33-16-201. Standards applicable to rates. The following standards apply to the making and use of rates pertaining to all classes of insurance to which the provisions of this chapter are applicable:
(1) (a) Rates may not be excessive or inadequate, and they may not be unfairly discriminatory.
(b) A rate may not be held to be excessive unless the rate is unreasonably high for the insurance provided and a reasonable degree of competition does not exist in the area with respect to the classification to which the rate is applicable.
(c) A rate may not be held to be inadequate unless the rate is unreasonably low for the insurance provided and the continued use of the rate endangers the solvency of the insurer using the rate or unless the rate is unreasonably low for the insurance provided and the use of the rate by the insurer has, or if continued will have, the effect of destroying competition or creating a monopoly.
(2) (a) Consideration must be given, when applicable, to past and prospective loss experience within and outside this state, to revenue and profits from reserves, to conflagration and catastrophe hazards, if any, to a reasonable margin for underwriting profit and contingencies, to past and prospective expenses, both countrywide and those specially applicable to this state, and to all other factors, including judgment factors, considered relevant within and outside this state. In the case of fire insurance rates, consideration may be given to the experience of the fire insurance business during the most recent 5-year period for which experience is available.
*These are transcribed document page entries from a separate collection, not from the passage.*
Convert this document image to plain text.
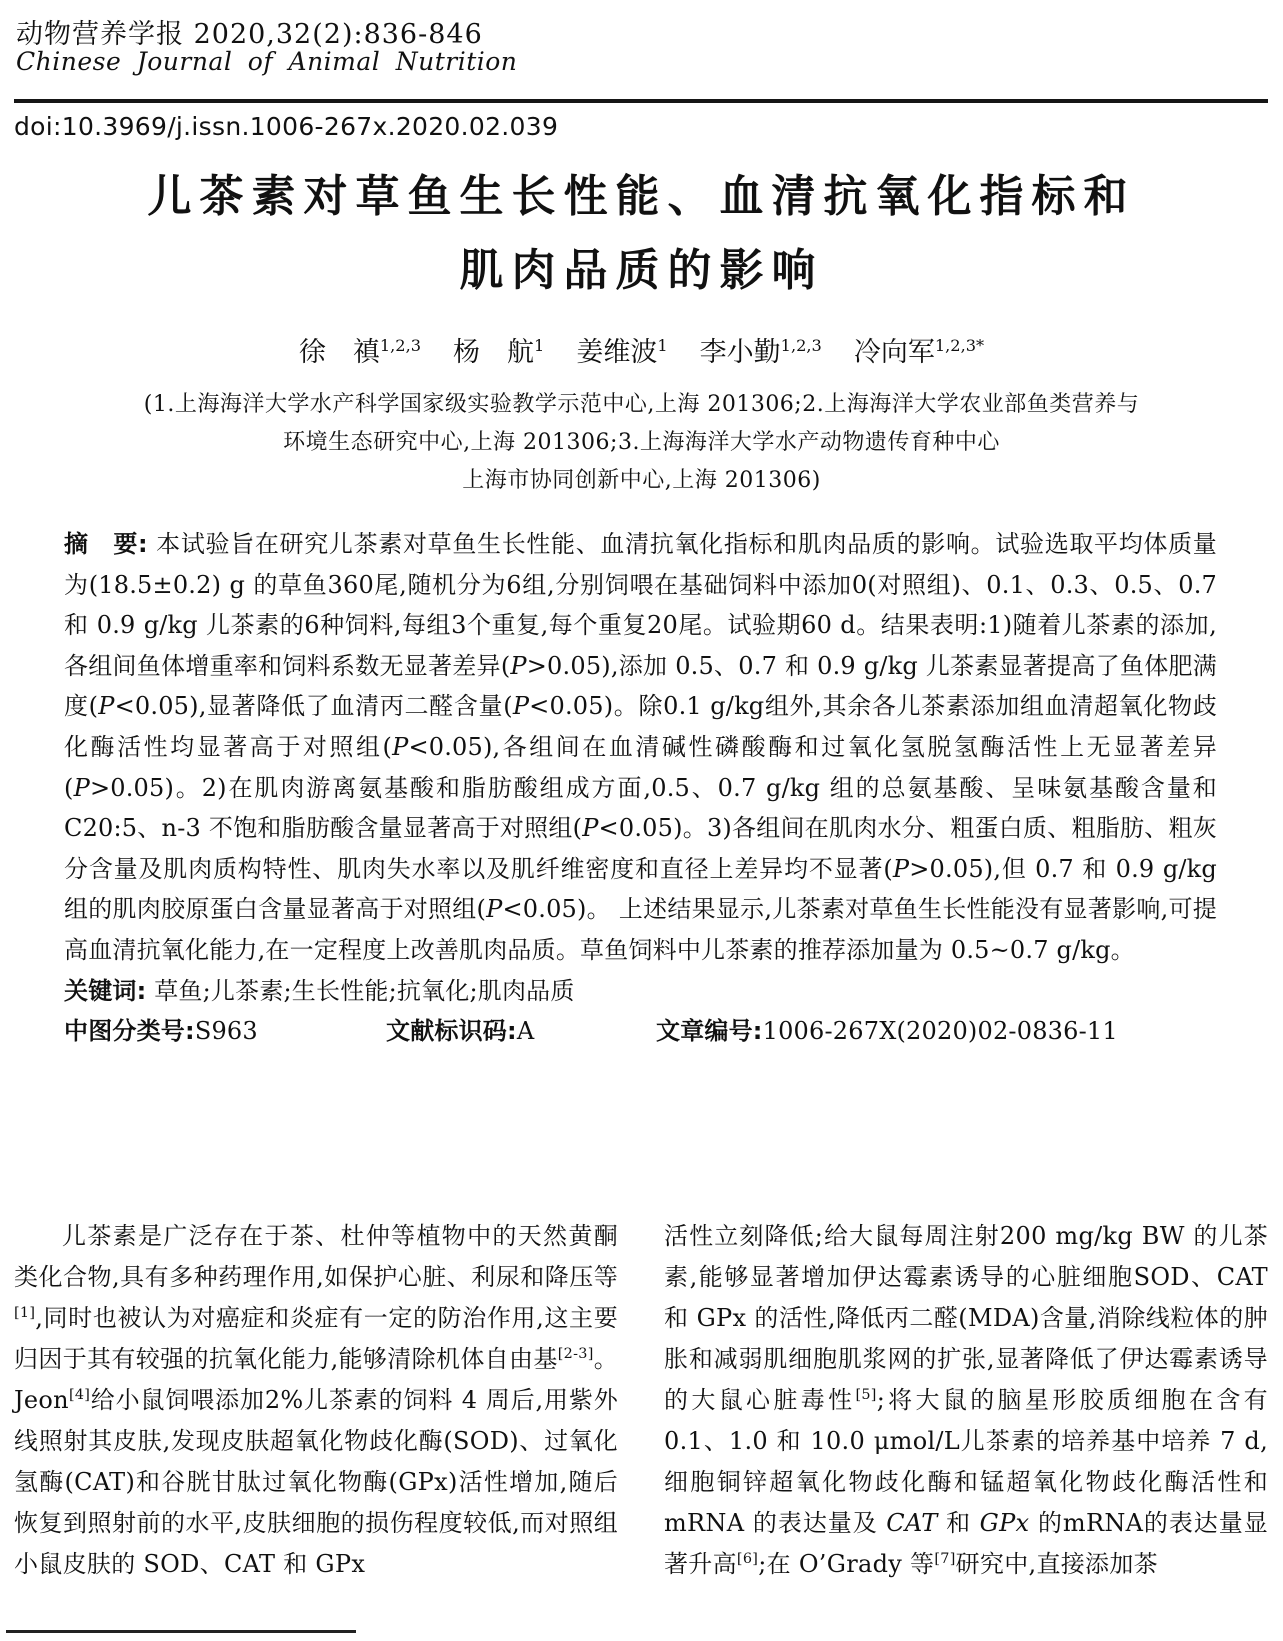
动物营养学报 2020,32(2):836-846
Chinese Journal of Animal Nutrition
doi:10.3969/j.issn.1006-267x.2020.02.039
儿茶素对草鱼生长性能、血清抗氧化指标和
肌肉品质的影响
徐　禛$^{1,2,3}$ 杨　航$^1$ 姜维波$^1$ 李小勤$^{1,2,3}$ 冷向军$^{1,2,3*}$
(1.上海海洋大学水产科学国家级实验教学示范中心,上海 201306;2.上海海洋大学农业部鱼类营养与
环境生态研究中心,上海 201306;3.上海海洋大学水产动物遗传育种中心
上海市协同创新中心,上海 201306)

摘　要: 本试验旨在研究儿茶素对草鱼生长性能、血清抗氧化指标和肌肉品质的影响。试验选取平均体质量为(18.5±0.2) g 的草鱼360尾,随机分为6组,分别饲喂在基础饲料中添加0(对照组)、0.1、0.3、0.5、0.7 和 0.9 g/kg 儿茶素的6种饲料,每组3个重复,每个重复20尾。试验期60 d。结果表明:1)随着儿茶素的添加,各组间鱼体增重率和饲料系数无显著差异(P>0.05),添加 0.5、0.7 和 0.9 g/kg 儿茶素显著提高了鱼体肥满度(P<0.05),显著降低了血清丙二醛含量(P<0.05)。除0.1 g/kg组外,其余各儿茶素添加组血清超氧化物歧化酶活性均显著高于对照组(P<0.05),各组间在血清碱性磷酸酶和过氧化氢脱氢酶活性上无显著差异(P>0.05)。2)在肌肉游离氨基酸和脂肪酸组成方面,0.5、0.7 g/kg 组的总氨基酸、呈味氨基酸含量和 C20:5、n-3 不饱和脂肪酸含量显著高于对照组(P<0.05)。3)各组间在肌肉水分、粗蛋白质、粗脂肪、粗灰分含量及肌肉质构特性、肌肉失水率以及肌纤维密度和直径上差异均不显著(P>0.05),但 0.7 和 0.9 g/kg 组的肌肉胶原蛋白含量显著高于对照组(P<0.05)。 上述结果显示,儿茶素对草鱼生长性能没有显著影响,可提高血清抗氧化能力,在一定程度上改善肌肉品质。草鱼饲料中儿茶素的推荐添加量为 0.5~0.7 g/kg。

关键词: 草鱼;儿茶素;生长性能;抗氧化;肌肉品质

中图分类号:S963	文献标识码:A	文章编号:1006-267X(2020)02-0836-11

儿茶素是广泛存在于茶、杜仲等植物中的天然黄酮类化合物,具有多种药理作用,如保护心脏、利尿和降压等[1],同时也被认为对癌症和炎症有一定的防治作用,这主要归因于其有较强的抗氧化能力,能够清除机体自由基[2-3]。Jeon[4]给小鼠饲喂添加2%儿茶素的饲料 4 周后,用紫外线照射其皮肤,发现皮肤超氧化物歧化酶(SOD)、过氧化氢酶(CAT)和谷胱甘肽过氧化物酶(GPx)活性增加,随后恢复到照射前的水平,皮肤细胞的损伤程度较低,而对照组小鼠皮肤的 SOD、CAT 和 GPx

活性立刻降低;给大鼠每周注射200 mg/kg BW 的儿茶素,能够显著增加伊达霉素诱导的心脏细胞SOD、CAT 和 GPx 的活性,降低丙二醛(MDA)含量,消除线粒体的肿胀和减弱肌细胞肌浆网的扩张,显著降低了伊达霉素诱导的大鼠心脏毒性[5];将大鼠的脑星形胶质细胞在含有 0.1、1.0 和 10.0 μmol/L儿茶素的培养基中培养 7 d,细胞铜锌超氧化物歧化酶和锰超氧化物歧化酶活性和mRNA 的表达量及 CAT 和 GPx 的mRNA的表达量显著升高[6];在 O’Grady 等[7]研究中,直接添加茶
(b) Consideration may also be given in the making and use of rates to dividends, savings, or unabsorbed premium deposits allowed or returned by insurers to their policyholders, members, or subscribers.
(3) The systems of expense provisions included in the rates for use by any insurer or group of insurers may differ from those of other insurers or groups of insurers to reflect the operating methods of the insurer or group with respect to any kind of insurance or with respect to any subdivision or combination of insurance.
(4) (a) Risks may be grouped by classifications for the establishment of rates and minimum premiums. Classification rates may be modified to produce rates for separate risks in accordance with rating plans that establish standards for measuring variations in hazards or expense provisions, or both. The standards may measure any difference among risks that have a probable effect upon losses or expenses. Classifications or modifications of classifications of risks may be established, based upon size, expense, management, individual experience, location or dispersion of hazard, or any other reasonable considerations.
(b) Special risk classifications may be established for private passenger automobile policies. Special risk classifications may be based upon favorable aspects of an insured individual's claims history that is 3 years old or older. Special risk classifications may not be established based on adverse information contained in an insured individual's driving record that is 3 years old or older.
(c) Special risk classifications may be established for commercial automobile policies. Special risk classifications for commercial automobile policies may be based upon favorable aspects of an insured's claims history that is 5 years old or older. Special risk classifications for commercial automobile policies established for an insured's adverse loss experience may not use more than the most recent 5 years of claims history that is available.
(d) Classifications and modifications apply to all risks under the same or substantially the same circumstances or conditions.
(e) As used in subsection (4)(b), "private passenger automobile policy" means an automobile insurance policy issued to individuals or families but does not include policies known as commercial automobile policies.